City of Brockton Ret. Sys. v. CVS Caremark Corp: Court Finds Adequate Pleadings by Brockton Upon Remand
Upon remand from the First Circuit Court of Appeals, the District Court of Rhode Island in City of Brockton Ret. Sys. v. CVS Caremark Corp., 09-cv-554-JL, 2013 WL 6841927 (D.R.I. Dec. 31, 2013), denied CVS Caremark Corporation’s (“CVS”) motions to dismiss the claims submitted by a class of CVS shareholders (“Plaintiffs”). With all of the judges in the District Court of Rhode Island recused, the matter was set before Judge Joseph N. Laplante of the District Court of New Hampshire.
Plaintiffs asserted a claim under Section 10(b) of the Securities Exchange Act of 1934, alleging that they purchased CVS securities after relying on purportedly fraudulent statements made by CVS following its merger with Caremark Rx, Inc. (“Caremark”) in 2007. According to Plaintiffs, the company misrepresented the success of the integration of the two companies. When the market learned of the turth, share prices allegedly declined by 20%.
Defendants sought dismissal alleging that Plaintiffs had not sufficiently asserted actionable misstatements or omissions or adequately plead scienter.
To establish a claim under Section 10(b), the complaint must specify the statement that was misleading, the reasons why it was misleading, and if relied upon, it must state with particularity facts that would support reliance on such statements. However, Plaintiffs were not required to plead evidence, but “only to put ‘a significant amount of meat . . . on the bones of the complaint.’ ” In order to satisfy the scienter requirement, the complaint must show either “conscious intent to defraud or a high degree of recklessness.” Under corresponding Rule 10b-5 “a complaint must ‘state with particularity facts giving rise to a strong inference that the defendant acted with the required state of mind’ to sustain the claim.”
The court found that plaintiffs sufficiently alleged misrepresenations. The court focused on allegations that CVS had denied that it "had lowered prices for some of its PBM customers 'because of a lack of service' ." The Plaintiffs, however, asserted that CVS had in fact “unilaterally reduced prices on over 50 percent of its existing PBM contracts in order to retain customers that were dissatisfied with [its] inferior service [and] integration-related issues.” Reiterating that Plaintiffs did not have to plead evidence but only to put some "meat . . . on the bones of the complaint," the court found that the failure to allege any specific contract that had been re-priced in response to a perceived lack of service was not "fatal" to the claim.

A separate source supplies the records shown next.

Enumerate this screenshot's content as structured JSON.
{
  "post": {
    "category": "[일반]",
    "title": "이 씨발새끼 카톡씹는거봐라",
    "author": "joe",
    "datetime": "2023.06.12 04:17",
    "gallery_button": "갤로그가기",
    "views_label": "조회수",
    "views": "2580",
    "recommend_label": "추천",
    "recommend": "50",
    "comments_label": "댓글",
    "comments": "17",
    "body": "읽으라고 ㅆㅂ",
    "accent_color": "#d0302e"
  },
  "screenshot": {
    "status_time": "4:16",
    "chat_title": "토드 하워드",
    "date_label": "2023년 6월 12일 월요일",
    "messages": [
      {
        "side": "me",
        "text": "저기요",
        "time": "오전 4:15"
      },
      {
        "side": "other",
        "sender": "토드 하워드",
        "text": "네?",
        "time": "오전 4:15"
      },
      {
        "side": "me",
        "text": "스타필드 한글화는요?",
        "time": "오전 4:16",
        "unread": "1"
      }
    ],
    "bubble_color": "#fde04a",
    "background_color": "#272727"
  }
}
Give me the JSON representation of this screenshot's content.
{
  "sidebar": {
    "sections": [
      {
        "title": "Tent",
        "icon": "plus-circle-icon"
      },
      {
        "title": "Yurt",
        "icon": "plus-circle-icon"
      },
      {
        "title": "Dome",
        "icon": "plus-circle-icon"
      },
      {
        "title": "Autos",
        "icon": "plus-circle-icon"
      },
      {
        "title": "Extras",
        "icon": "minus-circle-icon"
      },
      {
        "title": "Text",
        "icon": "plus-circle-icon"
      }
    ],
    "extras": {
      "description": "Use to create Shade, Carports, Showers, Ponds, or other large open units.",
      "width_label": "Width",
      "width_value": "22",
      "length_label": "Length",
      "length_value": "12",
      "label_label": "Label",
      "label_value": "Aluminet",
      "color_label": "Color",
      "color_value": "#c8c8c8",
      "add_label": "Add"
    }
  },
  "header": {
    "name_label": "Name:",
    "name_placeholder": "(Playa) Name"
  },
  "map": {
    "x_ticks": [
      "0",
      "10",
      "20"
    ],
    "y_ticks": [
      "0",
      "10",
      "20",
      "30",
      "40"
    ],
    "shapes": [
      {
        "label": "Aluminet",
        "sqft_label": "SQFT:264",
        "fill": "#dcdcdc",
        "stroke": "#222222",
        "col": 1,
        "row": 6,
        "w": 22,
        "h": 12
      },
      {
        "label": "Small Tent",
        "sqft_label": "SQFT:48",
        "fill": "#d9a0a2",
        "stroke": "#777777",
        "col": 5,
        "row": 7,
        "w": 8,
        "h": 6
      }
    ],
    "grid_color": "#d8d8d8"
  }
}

The court also rejected allegations that the statements alleged to be false constituted “inactionable puffery.” The court agreed that defendants were “probably right” that a number of the alleged misstatements qualifed. Nonetheless, for purposes of the motion, dismissal would not be warranted where at least one statement did not meet the definition. The court declined to find as puffery the statement alleging that the repricing of the prescription benefit manager business was not a result of a “lack of service.”
With respect to scienter, the court noted that CVS’s CEO was directly confronted with a question about whether the price cuts had any connection to concerns about service. In response, according to plaintiffs, the CEO denied that it did and instead stated that the repricing was done on "accounts that we kind of wanted to lock down."
The court found the allegations sufficient to allege scienter.
- Asked point-blank, then, whether “a concern about service” among the company's PBM customers had caused it to lower its prices, [the CEO] unequivocally denied that, and proffered an alternative explanation that cast no aspersions on any aspect of the CVS–Caremark integration. If, as the plaintiffs allege, that statement was indeed untrue—and, again, taking a cue from the Court of Appeals, this court rules that the plaintiffs have sufficiently alleged as much—then the statement, by its very nature, supports a “cogent and compelling” inference that the CEO was acting either with the intent to deceive or with a high degree of recklessness as to whether he was doing so.
The court found that Plaintiffs “adequately pled at least one actionable misstatement,” and that scienter had been adequately pled for that statement. The Court of Appeals had also initially found loss causation to be adequately pled. Consequently, CVS’s motion to dismiss was denied.